Grant Thornton’s Austin Demajo highlights business-friendly budget measures, in particular assistance offered to SMEs
● Raises concerns over sustainability of social benefits should an economic down-turn take place
Discussing how the 2017 budget is expected to impact businesses, Tax Services Partner of Grant Thornton Malta Austin Demajo spoke with The Malta Independent.
The main areas of interest highlighted by Mr Thornton refer to the tax consolidations being introduced, access to the alternative trading platform known as ‘prospects’ for SMEs and a reduction in the duty paid for the transfer of businesses to the next generation.

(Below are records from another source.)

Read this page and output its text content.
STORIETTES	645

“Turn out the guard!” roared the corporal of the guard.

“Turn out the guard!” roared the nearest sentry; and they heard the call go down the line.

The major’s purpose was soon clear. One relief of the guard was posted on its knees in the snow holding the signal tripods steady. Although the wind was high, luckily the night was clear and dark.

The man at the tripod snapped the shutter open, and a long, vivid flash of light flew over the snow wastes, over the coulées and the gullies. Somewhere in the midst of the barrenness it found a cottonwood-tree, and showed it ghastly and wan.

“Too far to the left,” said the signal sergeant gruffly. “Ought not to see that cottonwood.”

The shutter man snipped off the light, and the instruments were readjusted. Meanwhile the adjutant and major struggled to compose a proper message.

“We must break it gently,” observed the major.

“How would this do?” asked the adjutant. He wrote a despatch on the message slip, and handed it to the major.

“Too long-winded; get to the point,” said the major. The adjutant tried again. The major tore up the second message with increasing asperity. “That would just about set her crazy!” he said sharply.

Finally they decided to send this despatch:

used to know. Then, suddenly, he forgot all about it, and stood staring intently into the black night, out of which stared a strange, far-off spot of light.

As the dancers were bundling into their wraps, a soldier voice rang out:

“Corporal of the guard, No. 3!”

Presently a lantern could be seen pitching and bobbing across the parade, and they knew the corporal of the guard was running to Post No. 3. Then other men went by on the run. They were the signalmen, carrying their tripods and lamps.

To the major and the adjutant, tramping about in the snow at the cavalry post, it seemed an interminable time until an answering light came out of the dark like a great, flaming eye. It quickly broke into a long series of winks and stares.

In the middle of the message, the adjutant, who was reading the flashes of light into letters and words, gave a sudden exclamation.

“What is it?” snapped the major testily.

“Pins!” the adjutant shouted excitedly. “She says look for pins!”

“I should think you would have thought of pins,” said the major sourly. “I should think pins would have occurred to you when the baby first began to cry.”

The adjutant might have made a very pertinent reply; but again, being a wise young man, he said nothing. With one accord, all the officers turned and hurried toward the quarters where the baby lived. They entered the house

“Small businesses or start-ups are going to have access to the socalled accelerator programme (a programme which provides access to expertise and knowledge). The incentives for these companies to raise finance on the alternative trading platform known as prospects could go a long way, so there is going to be tax incentives introduced for that and also for investors.
“Obviously this is a good way of pushing the area of our business that requires most assistance as they (SMEs) need all the help they can get. Certain incentives are now being extended to SMEs.
“The transfer of business to the next generation is also of great interest, whereby the duty is being reduced from five per cent to 1.5 per cent. In the succession of the business to the next generation this will help a lot.
“Family businesses must be passed on to the next generation, otherwise they will cease to exist. One of the main problems when there is this inheritance is the duty payable, which can be quite hefty and can act as a disincentive to try and pass on the business. It also has a negative impact on liquidity otherwise, so this measure could have a huge impact.
“Another area of great interest is the reduction of the government debt as a percentage of GDP – the lowering of the deficit.
“There are some interesting introductions to the budget like the incentives of the creations of private pension funds and occupation pension schemes. We need to see the regulations to see how they will work out in practice.
Turning to matters of concern, Mr Demajo spoke of the sustainability of social welfare benefits:
“I think it is fair that once the economy is doing well certain social benefits, either new ones or enhanced ones, are dished out to those in need. One must be careful of ensuring the sustainability of increased social welfare payments. It’s quite right at the moment because the economy is doing very well but in the event of a down turn, what will happen? That is the only issue,” he concluded.